King’s Bounty: Armored Princess Impressions, Part Two

Rock, Paper, Shotgun continues to bring us some firsthand impressions of Katauri’s King’s Bounty: Armored Princess expansion pack. During part two, we learn about our new pet dragon and the changes it brings in comparison to the Chest of Rage we accessed during King’s Bounty: The Legend:

These are, essentially, a collection of uber-spells, only they’re not linked to how much mana you’ve got left, which spells you’ve learned or have one-shot scrolls for, whether you’ve found enough runes to level up your Order, Chaos or Distortion magic. You get the picture. Magic is a pretty complicated business from afar, though I promise it all makes perfect sense a few hours in. The Chest of Rage only made things more complicated splitting these uber-powers into four separate skill trees, each of which levels up individually depending on how much you used them. All a bit much, really though the effects of the four godlike creatures performing these acts of destruction for you were mightily impressive. In AP, you just get a cute dragon all the Rage (a recharging resource used solely for these special attacks) mechanics distilled into one set of abilities, as carried out by said dragon. It’s a lot more straightforward, but it doesn’t decrease the depth of the combat in any way it just takes out some of unnecessary between-fights fuss by consolidating the Rage resource/abilities into one place.

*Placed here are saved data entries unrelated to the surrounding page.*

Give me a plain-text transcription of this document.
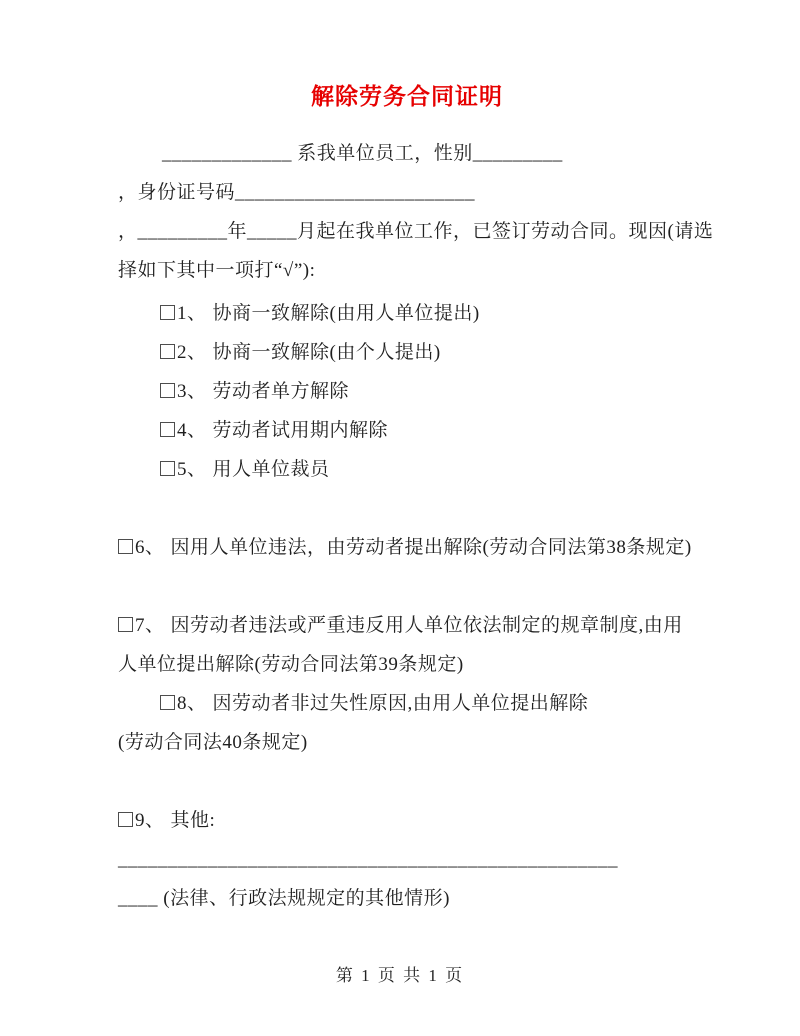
解除劳务合同证明
_____________ 系我单位员工，性别_________
，身份证号码________________________
，_________年_____月起在我单位工作，已签订劳动合同。现因(请选
择如下其中一项打“√”):
1、 协商一致解除(由用人单位提出)
2、 协商一致解除(由个人提出)
3、 劳动者单方解除
4、 劳动者试用期内解除
5、 用人单位裁员
6、 因用人单位违法，由劳动者提出解除(劳动合同法第38条规定)
7、 因劳动者违法或严重违反用人单位依法制定的规章制度,由用人单位提出解除(劳动合同法第39条规定)
8、 因劳动者非过失性原因,由用人单位提出解除
(劳动合同法40条规定)
9、 其他: __________________________________________________
____ (法律、行政法规规定的其他情形)
第 1 页 共 1 页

Maybe it’s a bit too cute, too. It’s a baby dragon, all giant feet and eyes, it falls asleep after its cast one of its powers, it picks apples from a nearby tree that seems to travel everywhere with it while it watches you fight, and it keeps cuddling up to a mysterious snail. I would love it if said snail turned out to be the game’s ultimate big bad. It’s up to something, I’m sure of it. Its inital powers involve a bicycle kick to the face of an unsuspecting enemy and digging up treasure chests like a puppydog retrieving an old bone. It’s cute. Cute-cutey-wutey-cute. I’ve called it Lord Ragington IV in the hope of making it seem a bit less cute, but somehow that’s only made things worse. Well, not worse. Just. cute.